[Mauiusers] Problem with Standing Reservations when having a large number of jobs running

Michel Jouvin jouvin at lal.in2p3.fr
Thu May 29 14:14:08 MDT 2008


I already sent a message to the list one month ago about my problems using 
standing reservations in a cluster with 200 machines/ 1500 cores but it 
remained unanswered.

We are running :


rebuilt with some non default hard limits, in particular for reservations 
and standing reservations :

Parameter : Default Setting : Current Setting :
MAX_MCLASS : 16 : 64 :
MMAX_JOB : 4096 : 32768 :
MAX_MJOB_TRACE : 4096 : 32768 :
MAX_MRES : 1024 : 8192 :
MMAX_SRES : 128 : 1024
MMAX_NODE : 5129 : 5120 :

Our configuration was including 1 standing reservation per machine (around 
250 in total). As long as there is a small number of jobs running 
everything is ok : diagnose -r displays allow the active reservations and 
standing reservations.

After reaching a certain number of running jobs (almost all our jobs are 
using 1 core) we have not been able to determine precisely (between 900 and 
1200, doesn't seem to be 1024!), diagnose -r is no longer able to list all 
reservations and output is ending with a message like :

NOTE:  list truncated

Active Reserved Processors: 1235
WARNING:  reservation table is corrupt:  active procs reserved does not 
equal active procs detected (1235 != 2097)
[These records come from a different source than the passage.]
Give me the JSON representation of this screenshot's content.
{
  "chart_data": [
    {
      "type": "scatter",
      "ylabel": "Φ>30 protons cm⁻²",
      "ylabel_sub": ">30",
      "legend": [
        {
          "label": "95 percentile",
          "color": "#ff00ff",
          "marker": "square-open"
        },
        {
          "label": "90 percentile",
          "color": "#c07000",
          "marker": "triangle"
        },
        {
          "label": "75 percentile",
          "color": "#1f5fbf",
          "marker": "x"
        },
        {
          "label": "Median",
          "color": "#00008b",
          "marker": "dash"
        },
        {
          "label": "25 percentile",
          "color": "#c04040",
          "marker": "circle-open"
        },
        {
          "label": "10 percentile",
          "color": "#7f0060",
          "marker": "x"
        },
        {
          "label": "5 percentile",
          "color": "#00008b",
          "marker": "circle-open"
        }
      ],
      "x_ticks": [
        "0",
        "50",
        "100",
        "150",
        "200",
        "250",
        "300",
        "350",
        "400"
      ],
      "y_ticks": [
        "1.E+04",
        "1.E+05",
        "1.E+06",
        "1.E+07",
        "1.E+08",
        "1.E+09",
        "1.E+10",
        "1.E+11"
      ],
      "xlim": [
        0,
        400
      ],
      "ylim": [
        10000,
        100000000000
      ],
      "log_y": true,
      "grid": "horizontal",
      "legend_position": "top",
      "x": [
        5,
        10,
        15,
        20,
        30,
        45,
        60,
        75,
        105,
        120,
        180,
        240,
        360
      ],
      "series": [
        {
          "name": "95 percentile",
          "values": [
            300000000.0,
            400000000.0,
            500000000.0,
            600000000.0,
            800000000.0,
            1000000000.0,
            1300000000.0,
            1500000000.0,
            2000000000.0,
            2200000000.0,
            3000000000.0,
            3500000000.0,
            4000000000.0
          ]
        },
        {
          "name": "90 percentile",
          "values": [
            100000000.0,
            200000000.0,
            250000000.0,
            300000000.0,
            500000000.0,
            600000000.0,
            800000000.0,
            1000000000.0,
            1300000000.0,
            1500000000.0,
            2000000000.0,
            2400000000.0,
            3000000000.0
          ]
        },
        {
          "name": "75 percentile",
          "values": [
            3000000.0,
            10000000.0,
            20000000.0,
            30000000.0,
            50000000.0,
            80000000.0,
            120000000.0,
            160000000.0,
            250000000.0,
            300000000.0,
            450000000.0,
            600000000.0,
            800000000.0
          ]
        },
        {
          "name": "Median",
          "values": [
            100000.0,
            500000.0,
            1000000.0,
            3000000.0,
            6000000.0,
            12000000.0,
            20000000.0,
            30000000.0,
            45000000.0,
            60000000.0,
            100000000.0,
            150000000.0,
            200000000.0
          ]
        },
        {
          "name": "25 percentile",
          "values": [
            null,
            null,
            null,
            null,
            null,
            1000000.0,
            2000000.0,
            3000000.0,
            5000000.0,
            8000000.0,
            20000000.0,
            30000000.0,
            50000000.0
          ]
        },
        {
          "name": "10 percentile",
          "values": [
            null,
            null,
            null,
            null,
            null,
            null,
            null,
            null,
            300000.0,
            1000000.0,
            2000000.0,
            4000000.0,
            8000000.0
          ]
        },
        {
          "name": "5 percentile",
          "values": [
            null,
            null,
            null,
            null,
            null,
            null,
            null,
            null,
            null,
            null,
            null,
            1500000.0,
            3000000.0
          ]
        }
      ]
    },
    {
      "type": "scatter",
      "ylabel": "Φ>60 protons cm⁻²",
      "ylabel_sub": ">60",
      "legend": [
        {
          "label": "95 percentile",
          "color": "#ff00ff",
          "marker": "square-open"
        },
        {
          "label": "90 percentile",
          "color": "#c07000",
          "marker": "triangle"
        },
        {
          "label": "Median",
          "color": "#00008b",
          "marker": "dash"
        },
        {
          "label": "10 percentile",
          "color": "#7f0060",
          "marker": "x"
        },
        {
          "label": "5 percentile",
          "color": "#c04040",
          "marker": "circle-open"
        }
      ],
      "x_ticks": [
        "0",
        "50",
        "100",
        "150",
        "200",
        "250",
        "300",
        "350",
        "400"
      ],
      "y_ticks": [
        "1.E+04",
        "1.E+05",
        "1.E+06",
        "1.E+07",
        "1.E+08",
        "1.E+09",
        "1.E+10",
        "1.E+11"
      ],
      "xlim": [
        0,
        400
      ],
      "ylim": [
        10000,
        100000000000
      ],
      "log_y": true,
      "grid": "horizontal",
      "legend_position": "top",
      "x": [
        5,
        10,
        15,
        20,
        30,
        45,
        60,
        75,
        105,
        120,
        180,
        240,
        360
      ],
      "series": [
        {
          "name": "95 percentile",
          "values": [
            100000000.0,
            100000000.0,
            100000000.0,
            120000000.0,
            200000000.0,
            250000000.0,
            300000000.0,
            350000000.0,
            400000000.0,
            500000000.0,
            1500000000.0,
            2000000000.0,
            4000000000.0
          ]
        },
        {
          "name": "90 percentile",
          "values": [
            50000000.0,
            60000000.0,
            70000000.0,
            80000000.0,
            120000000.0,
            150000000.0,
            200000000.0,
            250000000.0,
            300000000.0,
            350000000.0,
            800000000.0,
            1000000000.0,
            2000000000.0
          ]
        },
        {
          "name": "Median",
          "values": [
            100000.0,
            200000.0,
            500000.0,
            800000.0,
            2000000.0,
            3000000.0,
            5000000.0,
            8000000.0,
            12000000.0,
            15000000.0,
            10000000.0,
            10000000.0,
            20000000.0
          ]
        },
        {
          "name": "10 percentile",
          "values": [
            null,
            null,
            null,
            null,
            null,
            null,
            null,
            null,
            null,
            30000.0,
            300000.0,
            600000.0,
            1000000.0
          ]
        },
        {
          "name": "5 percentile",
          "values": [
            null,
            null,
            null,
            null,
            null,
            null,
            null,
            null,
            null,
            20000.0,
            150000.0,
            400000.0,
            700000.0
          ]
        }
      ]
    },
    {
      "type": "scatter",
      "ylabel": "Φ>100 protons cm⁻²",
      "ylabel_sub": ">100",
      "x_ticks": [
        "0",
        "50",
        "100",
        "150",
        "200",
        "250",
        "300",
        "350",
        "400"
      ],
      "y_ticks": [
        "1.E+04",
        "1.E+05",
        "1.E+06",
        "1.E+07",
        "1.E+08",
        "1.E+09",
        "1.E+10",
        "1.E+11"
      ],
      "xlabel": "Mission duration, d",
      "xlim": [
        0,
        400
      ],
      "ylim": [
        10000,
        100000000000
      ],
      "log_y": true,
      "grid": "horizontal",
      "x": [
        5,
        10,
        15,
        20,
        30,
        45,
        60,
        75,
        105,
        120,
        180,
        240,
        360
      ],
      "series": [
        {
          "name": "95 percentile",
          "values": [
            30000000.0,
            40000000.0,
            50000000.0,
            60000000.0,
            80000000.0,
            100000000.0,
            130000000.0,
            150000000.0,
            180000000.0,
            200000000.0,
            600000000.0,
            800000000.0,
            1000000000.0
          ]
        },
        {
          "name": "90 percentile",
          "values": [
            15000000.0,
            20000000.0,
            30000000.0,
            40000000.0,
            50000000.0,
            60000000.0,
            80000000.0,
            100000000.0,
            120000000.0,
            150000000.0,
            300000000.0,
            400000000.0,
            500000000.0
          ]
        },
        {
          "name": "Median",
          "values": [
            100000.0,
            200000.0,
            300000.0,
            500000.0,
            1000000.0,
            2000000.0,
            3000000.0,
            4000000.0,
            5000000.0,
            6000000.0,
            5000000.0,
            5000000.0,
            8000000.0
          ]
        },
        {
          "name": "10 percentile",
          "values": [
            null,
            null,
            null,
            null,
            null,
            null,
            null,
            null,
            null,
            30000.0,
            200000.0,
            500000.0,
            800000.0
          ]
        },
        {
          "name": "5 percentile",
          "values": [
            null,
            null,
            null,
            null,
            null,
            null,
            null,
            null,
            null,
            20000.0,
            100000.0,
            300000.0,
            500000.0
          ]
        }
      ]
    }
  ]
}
where 2097 is slightly less than the number of running jobs (whatever is 
the actual number, it is always close to number of running jobs - 20). When 
this problem begins, standing reservations are no longer there and the 
consequence is that Torque PROCS normally reserved by standing reservations 
appear free and jobs are scheduled using these PROCS leading to an 
unexpected load on worker nodes. Unfortunatly there is no message in MAUI 
log file... but the impact on scheduling shows this is not a diagnose 

Even if this is not clear if the problem is related, under these high load 
conditions MAUI is crashing very frequently (we have a cron job that 
restarts it every 5 minutes if it is no longer there).

Thanks in advance for any help, hint or troubleshooting advice. BTW, is 
there any more recent version of MAUI than the one we are running ? I have 
not found anything on clusterressources.com web site but there is may be a 
CVS or SVN repository where to download more recent snapshots.